In Straßburg kommt es zu einer Kampfabstimmung über die Pläne der EU-Kommission. Die will Atomkraft und Gas als umweltfreundliche Energien einzustufen.

Korrespondenten: Knut Krohn (kkr)

Kurz vor der Entscheidung rühren die Gegner der umstrittenen Taxonomie die ganz große Werbetrommel. „Ruft bei den Abgeordneten in den Wahlkreisen an.
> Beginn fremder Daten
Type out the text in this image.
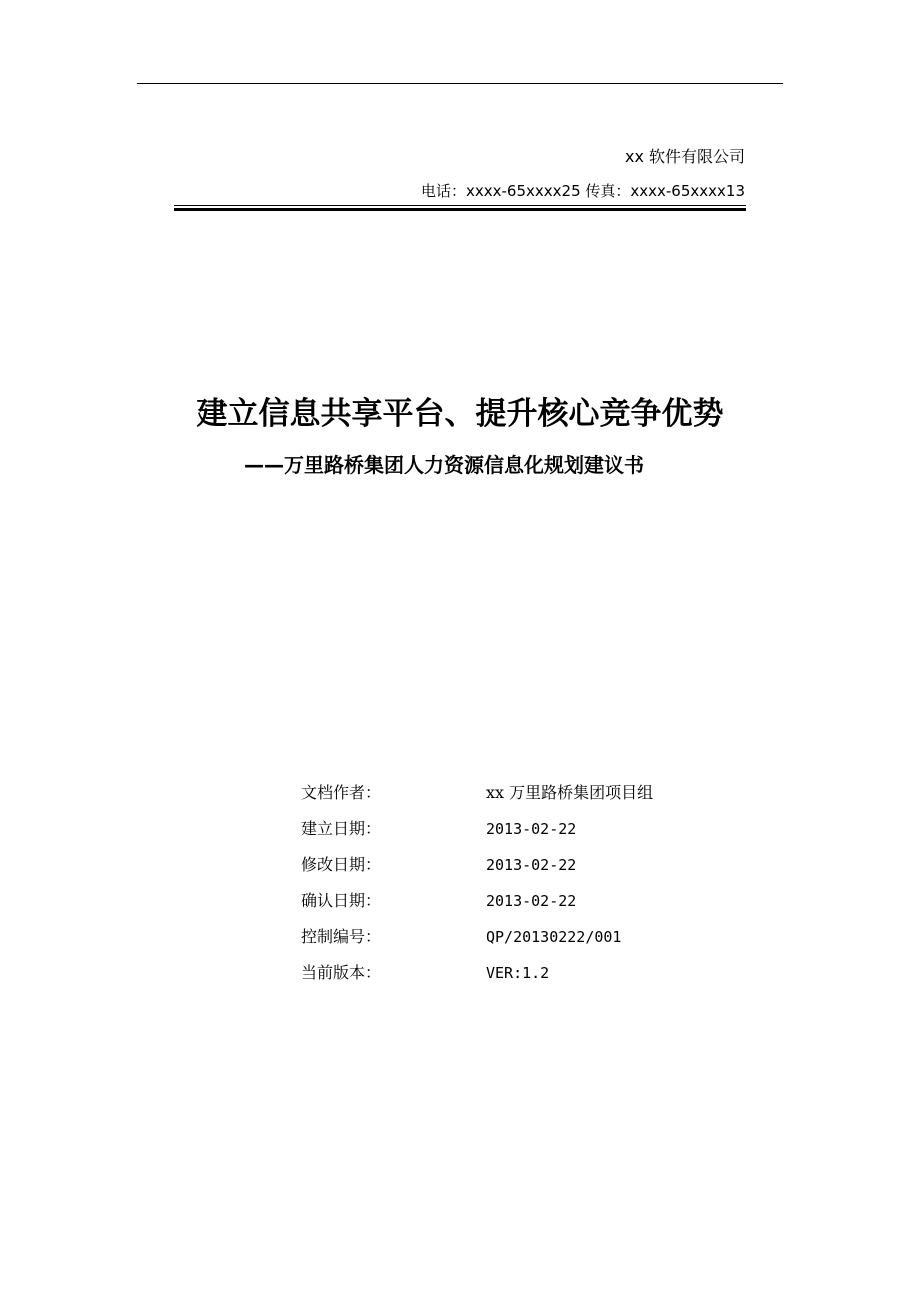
xx 软件有限公司
电话：xxxx-65xxxx25 传真：xxxx-65xxxx13
建立信息共享平台、提升核心竞争优势
——万里路桥集团人力资源信息化规划建议书
文档作者：	xx 万里路桥集团项目组
建立日期：	2013-02-22
修改日期：	2013-02-22
确认日期：	2013-02-22
控制编号：	QP/20130222/001
当前版本：	VER:1.2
Bleibt sachlich, habt die besseren Argumente zur Taxonomie und kommt ins Gespräch mit ihnen“, forderte der CDU-Europaparlamentarier und Umweltpolitiker Peter Liese während einer Veranstaltung im Internet auf.

 

Die Unruhe im Parlament ist groß

Die Unruhe unter den Abgeordneten ist ungewohnt groß, denn sie haben es am Mittwoch in der Hand, die Pläne der EU-Kommission zu durchkreuzen, die Investitionen in Atomkraft und Gas als klimafreundlich einstufen will. Über Monate hatten die Gegner dieser sogenannten Taxonomie Stimmen für ihr Vorhaben gesammelt. Was anfangs noch völlig aussichtslos schien, rückt inzwischen unerwartet in greifbare Reichweite. Zuletzt lehnten der Umwelt- und der Wirtschaftsausschuss des Parlaments knapp die Taxonomie in ihrer vorliegenden Form ab. „Wir haben inzwischen rund 290 Abgeordnete, die dagegen stimmen werden“, sagt Michael Bloss von den Grünen. Das aber ist zu wenig, denn benötigt wird die absolute Mehrheit von 353 Stimmen im 705 Sitze zählenden Parlament.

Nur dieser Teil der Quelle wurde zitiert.